Adequately forested buffers are extremely important in a state where flooding is common and 90% of our waterways are polluted. 

Sussex County has an opportunity to make a huge difference with a proposed buffer ordinance that is now being developed by a workgroup. Currently, the county requires 50 feet of buffer space between developments and tidal wetlands. In comparison, Maryland requires 100-200 feet, Kent and New Castle counties 100 feet, and New Jersey 300.
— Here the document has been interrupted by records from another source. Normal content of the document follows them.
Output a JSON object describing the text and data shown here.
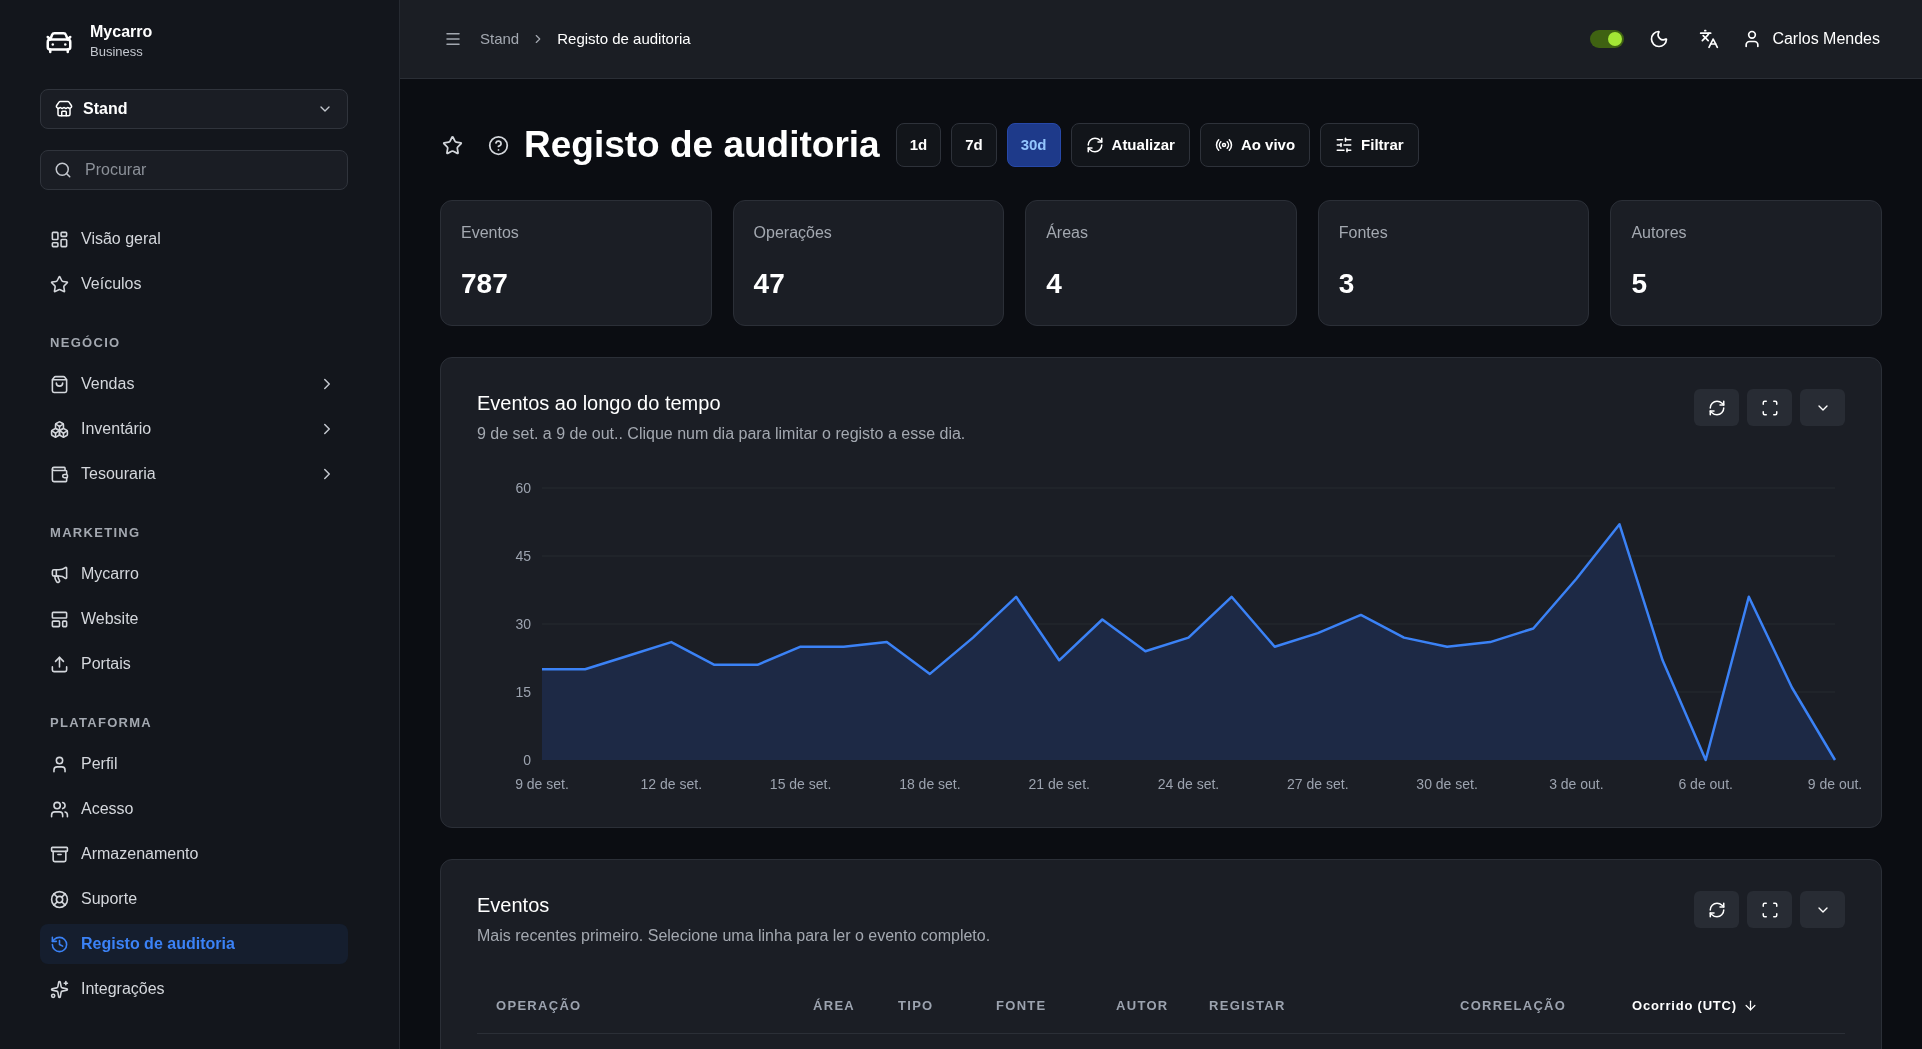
{
  "sidebar": {
    "brand": {
      "name": "Mycarro",
      "subtitle": "Business"
    },
    "workspace_select": {
      "value": "Stand"
    },
    "search": {
      "placeholder": "Procurar"
    },
    "sections": [
      {
        "items": [
          {
            "label": "Visão geral",
            "selected": false
          },
          {
            "label": "Veículos",
            "selected": false
          }
        ]
      },
      {
        "title": "NEGÓCIO",
        "items": [
          {
            "label": "Vendas",
            "selected": false,
            "expanded": false
          },
          {
            "label": "Inventário",
            "selected": false,
            "expanded": false
          },
          {
            "label": "Tesouraria",
            "selected": false,
            "expanded": false
          }
        ]
      },
      {
        "title": "MARKETING",
        "items": [
          {
            "label": "Mycarro",
            "selected": false
          },
          {
            "label": "Website",
            "selected": false
          },
          {
            "label": "Portais",
            "selected": false
          }
        ]
      },
      {
        "title": "PLATAFORMA",
        "items": [
          {
            "label": "Perfil",
            "selected": false
          },
          {
            "label": "Acesso",
            "selected": false
          },
          {
            "label": "Armazenamento",
            "selected": false
          },
          {
            "label": "Suporte",
            "selected": false
          },
          {
            "label": "Registo de auditoria",
            "selected": true
          },
          {
            "label": "Integrações",
            "selected": false
          }
        ]
      }
    ]
  },
  "header": {
    "breadcrumb": [
      {
        "label": "Stand",
        "current": false
      },
      {
        "label": "Registo de auditoria",
        "current": true
      }
    ],
    "toggle": {
      "on": true
    },
    "user": {
      "name": "Carlos Mendes"
    }
  },
  "page": {
    "title": "Registo de auditoria",
    "favorite": false,
    "periods": [
      {
        "label": "1d",
        "selected": false
      },
      {
        "label": "7d",
        "selected": false
      },
      {
        "label": "30d",
        "selected": true
      }
    ],
    "actions": [
      {
        "label": "Atualizar"
      },
      {
        "label": "Ao vivo"
      },
      {
        "label": "Filtrar"
      }
    ]
  },
  "stats": [
    {
      "label": "Eventos",
      "value": "787"
    },
    {
      "label": "Operações",
      "value": "47"
    },
    {
      "label": "Áreas",
      "value": "4"
    },
    {
      "label": "Fontes",
      "value": "3"
    },
    {
      "label": "Autores",
      "value": "5"
    }
  ],
  "timeline_card": {
    "title": "Eventos ao longo do tempo",
    "subtitle": "9 de set. a 9 de out.. Clique num dia para limitar o registo a esse dia.",
    "chart_data": {
      "type": "area",
      "categories": [
        "9 de set.",
        null,
        null,
        "12 de set.",
        null,
        null,
        "15 de set.",
        null,
        null,
        "18 de set.",
        null,
        null,
        "21 de set.",
        null,
        null,
        "24 de set.",
        null,
        null,
        "27 de set.",
        null,
        null,
        "30 de set.",
        null,
        null,
        "3 de out.",
        null,
        null,
        "6 de out.",
        null,
        null,
        "9 de out."
      ],
      "values": [
        20,
        20,
        23,
        26,
        21,
        21,
        25,
        25,
        26,
        19,
        27,
        36,
        22,
        31,
        24,
        27,
        36,
        25,
        28,
        32,
        27,
        25,
        26,
        29,
        40,
        52,
        22,
        0,
        36,
        16,
        0
      ],
      "ylim": [
        0,
        60
      ],
      "yticks": [
        0,
        15,
        30,
        45,
        60
      ],
      "grid": true
    }
  },
  "events_table": {
    "title": "Eventos",
    "subtitle": "Mais recentes primeiro. Selecione uma linha para ler o evento completo.",
    "columns": [
      {
        "label": "OPERAÇÃO",
        "sorted": false
      },
      {
        "label": "ÁREA",
        "sorted": false
      },
      {
        "label": "TIPO",
        "sorted": false
      },
      {
        "label": "FONTE",
        "sorted": false
      },
      {
        "label": "AUTOR",
        "sorted": false
      },
      {
        "label": "REGISTAR",
        "sorted": false
      },
      {
        "label": "CORRELAÇÃO",
        "sorted": false
      },
      {
        "label": "Ocorrido (UTC)",
        "sorted": true
      }
    ]
  }
}
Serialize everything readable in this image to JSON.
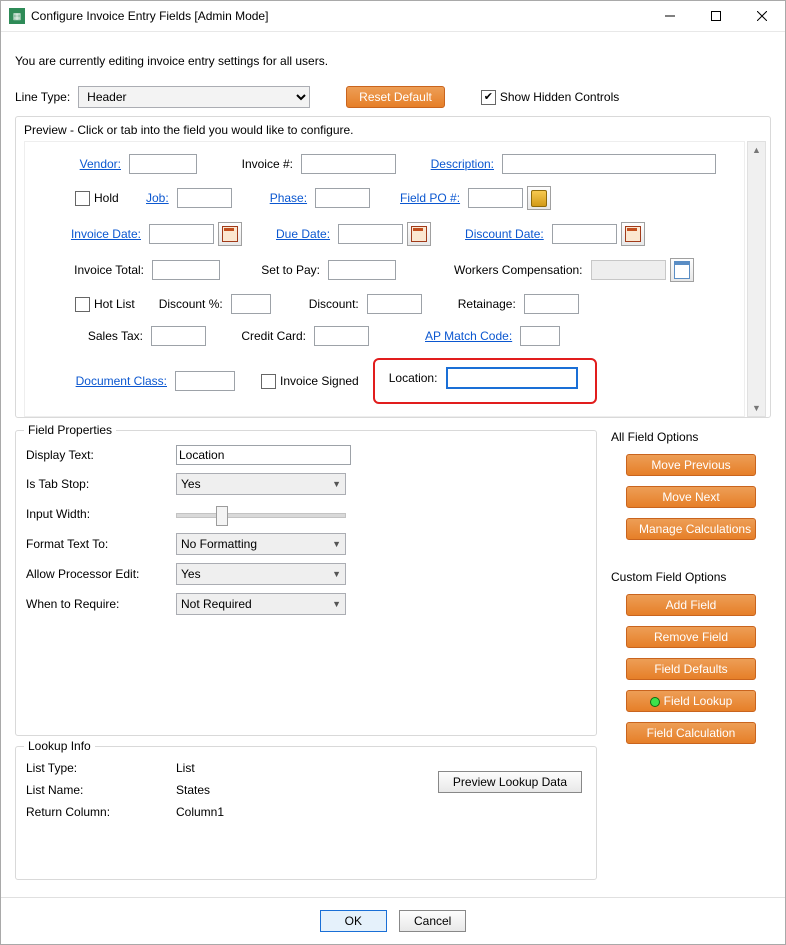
{
  "window_title": "Configure Invoice Entry Fields [Admin Mode]",
  "intro_text": "You are currently editing invoice entry settings for all users.",
  "linetype_label": "Line Type:",
  "linetype_value": "Header",
  "reset_default_label": "Reset Default",
  "show_hidden_label": "Show Hidden Controls",
  "show_hidden_checked": true,
  "preview_section_label": "Preview - Click or tab into the field you would like to configure.",
  "preview": {
    "vendor_label": "Vendor:",
    "invoice_num_label": "Invoice #:",
    "description_label": "Description:",
    "hold_label": "Hold",
    "job_label": "Job:",
    "phase_label": "Phase:",
    "field_po_label": "Field PO #:",
    "invoice_date_label": "Invoice Date:",
    "due_date_label": "Due Date:",
    "discount_date_label": "Discount Date:",
    "invoice_total_label": "Invoice Total:",
    "set_to_pay_label": "Set to Pay:",
    "workers_comp_label": "Workers Compensation:",
    "hot_list_label": "Hot List",
    "discount_pct_label": "Discount %:",
    "discount_label": "Discount:",
    "retainage_label": "Retainage:",
    "sales_tax_label": "Sales Tax:",
    "credit_card_label": "Credit Card:",
    "ap_match_code_label": "AP Match Code:",
    "document_class_label": "Document Class:",
    "invoice_signed_label": "Invoice Signed",
    "location_label": "Location:"
  },
  "field_properties": {
    "section_title": "Field Properties",
    "display_text_label": "Display Text:",
    "display_text_value": "Location",
    "is_tab_stop_label": "Is Tab Stop:",
    "is_tab_stop_value": "Yes",
    "input_width_label": "Input Width:",
    "format_text_label": "Format Text To:",
    "format_text_value": "No Formatting",
    "allow_processor_edit_label": "Allow Processor Edit:",
    "allow_processor_edit_value": "Yes",
    "when_to_require_label": "When to Require:",
    "when_to_require_value": "Not Required"
  },
  "all_field_options": {
    "section_title": "All Field Options",
    "move_previous": "Move Previous",
    "move_next": "Move Next",
    "manage_calculations": "Manage Calculations"
  },
  "custom_field_options": {
    "section_title": "Custom Field Options",
    "add_field": "Add Field",
    "remove_field": "Remove Field",
    "field_defaults": "Field Defaults",
    "field_lookup": "Field Lookup",
    "field_calculation": "Field Calculation"
  },
  "lookup_info": {
    "section_title": "Lookup Info",
    "list_type_label": "List Type:",
    "list_type_value": "List",
    "list_name_label": "List Name:",
    "list_name_value": "States",
    "return_column_label": "Return Column:",
    "return_column_value": "Column1",
    "preview_lookup_label": "Preview Lookup Data"
  },
  "footer": {
    "ok_label": "OK",
    "cancel_label": "Cancel"
  }
}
The current proposal would bring us in line with the rest of the state (100 ft) and is a needed improvement. Currently, there are no requirements for buffer space along non tidal wetlands, or intermittent streams. The proposal makes very modest increases and do not yet line up with the recommendations in scientific literature. More information can be found here: https://www.inlandbays.org/projects-and-issues/issues/important-county-ordinances/

Oddly, it is not clear if the proposed ordinance will protect existing forests, nor does it require the replanting of trees. Nor does it clarify a clear mechanism to ensure that the code, if passed, would be applied and enforced. This latter point is important, because we have a history here of not enforcing ordinances that protect the environment. 

I would like to thank my councilman, Irwin IG Burton III, for his leadership on this ordinance, and I would like to request that all Sussex Countians contact their councilman concerning this. Please express support for a buffer ordinance that brings buffer widths in line with surrounding counties and states, and request that the buffers include only native trees, that no trees be removed and replaced with grasses for drainage purposes, that buffers be planted where they don’t exist, that the ordinance be enforceable, and that existing forests be protected. You can do that at https://sussexcountyde.gov/county-council

I know these are uncertain times, but protecting our land and waterways is something we can all help control.

Aimee Isaac is an environmental advocate who lives in Rehoboth Beach.